GameStop (NYSE:GME) just added an exclamation point to an argument made by activist investor Michael Burry that there will be no catalyst for growth for the video game retailer until the 2020 to 2021 console upgrade cycle begins.
However, its second-quarter earnings report also seemingly negated Burry's second assertion about the company -- that it should immediately begin buying back $237 million worth of stock to inflate its earnings per share. GameStop's top and bottom-lines results were so much worse than analysts expected that the video game retailer just might want to preserve its cash for the leaner times to come.
Bad news all around
GameStop reported revenue of $1.29 billion, 14.3% below the $1.50 billion it recorded in the year-ago period and also short of analysts' consensus prediction of $1.34 billion. Losses also widened considerably, going from $25 million ($0.24 per share) last year to $415 million ($4.15 per share) this time around. A large chunk of that was due to a goodwill writedown, but even on an adjusted basis, the $0.32 per share loss was far worse than the $0.21 per share loss Wall Street anticipated.
That disappointing performance led management to revise its full-year outlook downward. It now expects comparable-store sales will tumble by low-teen percentages for the year, compared to its previous forecast of a drop of 5% to 10%. GameStop will also reduce its capital expenditures from their previously planned $100 million to $110 million range to a $90 million to $95 million range, as it plans to close as many as 200 underperforming stores this year. Although management says an amazing 95% of its 5,700 stores worldwide are profitable, it will "de-densify" the chain to increase their profitability even further.
CFO James Bell told analysts on the earnings conference call that while the announced closures were opportunistic, "we are applying a more definitive analytic approach, including profit levels and sales transferability that we expect will yield a much larger tranche of closures over the coming 12 months to 24 months." That means investors can expect a dramatic increase in store closings to come.
Share counts will not fall appreciably
Management also said it will engage in prudent buybacks as the occasion arises. However, it's not going to smash its piggy bank to splurge on its stock, even though after Tuesday's earnings report, GameStop shares are down almost 13% as of this writing, trading under $4.50 per share.
After GameStop eliminated its dividend in June and implemented cost-saving strategies that it now asserts can save it $200 million a year -- twice what it previously expected -- a big stock buyback that does nothing to help the underlying business isn't going to win back investors.
At least collectibles continue to perform
Lest investors think the report contained nothing but bad news, GameStop's collectibles business continues to grow -- though it was the only segment that posted gains in the quarter. Collectibles sales rose 21.2% to $171 million, making it a larger business than video game accessories, where revenues dropped 9.5% to just under $170 million. Year to date, accessories still edge out collectibles in size, but only by $40 million, meaning if trends continue, the latter will be a bigger business for the full fiscal year and may even surpass hardware, which suffered another weak quarter.

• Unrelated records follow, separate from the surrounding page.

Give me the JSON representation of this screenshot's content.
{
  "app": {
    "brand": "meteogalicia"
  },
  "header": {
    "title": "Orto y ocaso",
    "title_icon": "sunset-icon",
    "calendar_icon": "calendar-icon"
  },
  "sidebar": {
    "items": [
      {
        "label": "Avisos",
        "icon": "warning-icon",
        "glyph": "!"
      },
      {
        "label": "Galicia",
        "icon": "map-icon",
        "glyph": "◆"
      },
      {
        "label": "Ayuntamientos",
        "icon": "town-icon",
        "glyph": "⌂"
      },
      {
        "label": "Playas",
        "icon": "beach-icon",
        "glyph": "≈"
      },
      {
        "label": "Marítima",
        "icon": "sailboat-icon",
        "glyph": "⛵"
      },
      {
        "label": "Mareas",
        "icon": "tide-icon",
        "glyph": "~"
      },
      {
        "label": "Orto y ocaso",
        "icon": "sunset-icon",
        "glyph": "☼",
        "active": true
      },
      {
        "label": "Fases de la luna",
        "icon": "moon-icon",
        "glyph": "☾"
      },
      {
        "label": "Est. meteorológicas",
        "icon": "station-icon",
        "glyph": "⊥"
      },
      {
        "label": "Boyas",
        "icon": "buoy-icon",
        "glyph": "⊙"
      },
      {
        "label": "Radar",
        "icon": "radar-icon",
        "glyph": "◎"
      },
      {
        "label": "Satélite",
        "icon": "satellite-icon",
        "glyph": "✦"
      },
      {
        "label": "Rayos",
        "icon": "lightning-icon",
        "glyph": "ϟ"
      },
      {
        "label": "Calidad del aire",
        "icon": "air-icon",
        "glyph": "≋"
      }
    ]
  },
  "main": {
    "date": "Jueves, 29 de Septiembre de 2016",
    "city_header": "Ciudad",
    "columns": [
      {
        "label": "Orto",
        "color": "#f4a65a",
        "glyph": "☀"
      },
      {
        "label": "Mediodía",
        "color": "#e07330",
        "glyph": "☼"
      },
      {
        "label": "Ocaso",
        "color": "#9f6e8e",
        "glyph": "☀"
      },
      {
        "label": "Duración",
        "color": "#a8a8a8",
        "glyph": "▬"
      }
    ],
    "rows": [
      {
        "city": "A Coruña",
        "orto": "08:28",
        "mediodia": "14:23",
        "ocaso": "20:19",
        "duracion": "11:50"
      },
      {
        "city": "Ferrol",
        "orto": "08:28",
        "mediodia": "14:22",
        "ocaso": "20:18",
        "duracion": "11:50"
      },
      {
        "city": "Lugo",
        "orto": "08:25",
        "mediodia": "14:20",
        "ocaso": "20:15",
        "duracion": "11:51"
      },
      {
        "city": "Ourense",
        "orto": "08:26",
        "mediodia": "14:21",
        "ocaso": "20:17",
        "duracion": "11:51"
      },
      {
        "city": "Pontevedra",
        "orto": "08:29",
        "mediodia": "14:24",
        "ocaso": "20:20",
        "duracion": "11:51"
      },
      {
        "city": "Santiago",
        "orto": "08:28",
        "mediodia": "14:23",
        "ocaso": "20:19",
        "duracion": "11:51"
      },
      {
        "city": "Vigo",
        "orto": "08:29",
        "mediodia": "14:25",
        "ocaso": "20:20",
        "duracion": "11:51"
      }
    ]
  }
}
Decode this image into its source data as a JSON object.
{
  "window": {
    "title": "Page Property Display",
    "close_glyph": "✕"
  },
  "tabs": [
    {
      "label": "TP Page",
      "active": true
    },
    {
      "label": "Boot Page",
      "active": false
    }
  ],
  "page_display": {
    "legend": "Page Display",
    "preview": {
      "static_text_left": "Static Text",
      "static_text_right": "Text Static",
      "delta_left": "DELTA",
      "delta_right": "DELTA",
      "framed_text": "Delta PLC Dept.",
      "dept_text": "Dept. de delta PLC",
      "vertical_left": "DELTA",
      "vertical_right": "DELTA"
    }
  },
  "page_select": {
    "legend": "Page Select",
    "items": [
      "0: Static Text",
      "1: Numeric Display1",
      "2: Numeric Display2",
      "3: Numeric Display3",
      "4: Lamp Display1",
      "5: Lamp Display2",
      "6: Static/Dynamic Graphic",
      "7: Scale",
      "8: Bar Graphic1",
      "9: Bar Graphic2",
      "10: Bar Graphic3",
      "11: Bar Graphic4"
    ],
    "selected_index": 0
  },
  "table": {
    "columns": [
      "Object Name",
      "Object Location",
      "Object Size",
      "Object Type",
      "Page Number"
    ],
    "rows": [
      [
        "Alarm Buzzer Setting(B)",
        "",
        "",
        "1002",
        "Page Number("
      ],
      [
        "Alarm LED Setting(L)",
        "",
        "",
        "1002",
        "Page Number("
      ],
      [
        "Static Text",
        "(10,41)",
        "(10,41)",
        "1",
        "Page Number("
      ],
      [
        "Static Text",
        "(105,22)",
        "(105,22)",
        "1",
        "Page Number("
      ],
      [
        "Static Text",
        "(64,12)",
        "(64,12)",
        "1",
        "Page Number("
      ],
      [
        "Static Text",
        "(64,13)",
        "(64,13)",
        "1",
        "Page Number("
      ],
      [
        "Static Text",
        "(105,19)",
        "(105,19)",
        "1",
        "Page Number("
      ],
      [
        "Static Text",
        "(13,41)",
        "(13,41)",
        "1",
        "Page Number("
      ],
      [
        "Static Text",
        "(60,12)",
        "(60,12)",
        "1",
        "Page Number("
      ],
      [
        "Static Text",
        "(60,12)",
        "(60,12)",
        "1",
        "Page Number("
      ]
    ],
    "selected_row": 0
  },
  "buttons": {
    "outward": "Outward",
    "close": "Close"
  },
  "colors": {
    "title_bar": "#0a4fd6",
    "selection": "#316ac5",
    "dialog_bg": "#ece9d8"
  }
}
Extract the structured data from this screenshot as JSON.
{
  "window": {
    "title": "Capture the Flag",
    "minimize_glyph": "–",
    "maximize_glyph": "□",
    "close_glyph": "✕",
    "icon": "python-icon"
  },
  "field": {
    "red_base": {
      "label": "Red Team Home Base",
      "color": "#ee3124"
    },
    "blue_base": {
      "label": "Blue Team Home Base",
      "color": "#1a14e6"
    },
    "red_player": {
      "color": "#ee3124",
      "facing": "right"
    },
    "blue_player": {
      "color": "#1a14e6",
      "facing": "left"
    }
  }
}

Hardware sales plunged 41.1% in the second quarter and now account for just 13.7% of total revenue. The current console cycle is coming to an end, which would naturally cause sales to drop, but compounding the problem for GameStop, Bell said, is that Microsoft, Sony, Nintendo, and other manufacturers "confirmed the launch [of new machines] earlier than they have in the past. We anticipate that this will lead to much lighter title slate through the rest of 2019 and early 2020."
So although software sales were down 4% due in part to the lack of a hot new title like Red Dead Redemption 2 -- the biggest release in 2018 -- matters will only get worse as developers prepare for the new consoles. And revenues from the chain's largest segment, used video games, tumbled 17.5% to $373 million.
Whistling past the graveyard
CEO George Sherman remains convinced that he and his team can turn GameStop around via the four pillars of the "compelling new strategic vision" that was launched after he took over the top spot earlier this year.
However, when even a new round of console upgrades might not deliver the hoped-for results, it just might be game over for GameStop.